Grotões de miséria, desconhecidos mundos para aqueles senhores togados, de peruca ou de bochechas rosadas, tal qual o rabo das lagostas por eles consumidas e arrotadas, em escárnio a esse povo miserável, consumidores de auxílio emergencial. Cabe convém diferença-los, esses miseraveis, de uma outra turma esperta, os consumidores da caserna, que com uniforme de combate de guerra abocanha fartos milhões do dinheiro público, agora com a cereja de um auxílio emergencial para suas baixas patentes. Para essa população de miseráveis, pouco importa se cabe ou não o benefício de suas anômalas decisões judiciais, desde que eles, os miseráveis, não atrapalhem o horário de suas sonecas ou do convescote nos salões da grande burguesia.

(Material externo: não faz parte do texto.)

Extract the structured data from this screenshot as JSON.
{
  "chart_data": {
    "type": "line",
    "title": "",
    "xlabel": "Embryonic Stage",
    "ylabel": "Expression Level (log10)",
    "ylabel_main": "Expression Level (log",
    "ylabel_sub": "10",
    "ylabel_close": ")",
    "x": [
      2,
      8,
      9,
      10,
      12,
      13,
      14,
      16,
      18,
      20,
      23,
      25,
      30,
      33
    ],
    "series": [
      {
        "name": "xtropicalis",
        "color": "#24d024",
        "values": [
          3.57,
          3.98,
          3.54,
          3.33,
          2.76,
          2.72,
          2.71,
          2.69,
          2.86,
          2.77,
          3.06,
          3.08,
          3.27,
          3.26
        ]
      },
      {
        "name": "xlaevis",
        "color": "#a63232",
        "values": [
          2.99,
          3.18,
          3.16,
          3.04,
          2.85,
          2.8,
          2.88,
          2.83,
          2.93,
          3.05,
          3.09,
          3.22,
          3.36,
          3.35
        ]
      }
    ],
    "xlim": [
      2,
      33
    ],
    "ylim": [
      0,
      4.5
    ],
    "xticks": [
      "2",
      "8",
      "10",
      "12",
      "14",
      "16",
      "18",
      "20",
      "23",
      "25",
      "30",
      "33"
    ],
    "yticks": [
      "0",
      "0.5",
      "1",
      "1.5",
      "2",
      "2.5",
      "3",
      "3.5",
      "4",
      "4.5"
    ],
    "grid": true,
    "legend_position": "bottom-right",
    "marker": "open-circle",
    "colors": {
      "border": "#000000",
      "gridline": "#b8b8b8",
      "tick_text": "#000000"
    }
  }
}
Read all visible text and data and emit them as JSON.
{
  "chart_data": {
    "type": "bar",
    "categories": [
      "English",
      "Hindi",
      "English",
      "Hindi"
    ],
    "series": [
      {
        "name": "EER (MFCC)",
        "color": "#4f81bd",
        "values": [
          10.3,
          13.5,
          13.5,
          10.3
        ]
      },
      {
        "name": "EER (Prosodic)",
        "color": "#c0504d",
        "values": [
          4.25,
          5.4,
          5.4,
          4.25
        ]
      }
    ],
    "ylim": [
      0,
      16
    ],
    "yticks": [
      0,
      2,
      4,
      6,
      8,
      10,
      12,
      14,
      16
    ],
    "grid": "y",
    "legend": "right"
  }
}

Enquanto isso nesse dia das mães, milhares de covas rasas são abertas para receber essa gente pobre, por falta de testes diagnósticos para toda a população e de leitos hospitalares indisponíveis na lógica governamental genocida, assim como a coragem de tomar as medidas consequentes do fechamento de cidades inteiras, no propósito de frear a pandemia e que, quiçá, permita reavaliar o modo de sociedade que queremos. Mas esses togados preferem manter o script da estrutura social injusta, equidistante da vida dos mortais, posto que se consideram deuses do Olimpo e as penas impostas a essas desvalidas mães, no entender desses senhores são mais que merecidas, pois na sua visão, mães não deveriam cometer crimes e portanto mofam na umidade e no desprezo. Portanto, para esses deuses isso são meras questiúnculas jurídicas que maculam o seu sagrado dia das mães.
O resto não vem ao caso!
O resto não vem ao caso!
Wagner Bomfim
10/05/2020

É uma punhalada de realidade, amigo, muito bem descrita, com sua sensibilidade de poeta.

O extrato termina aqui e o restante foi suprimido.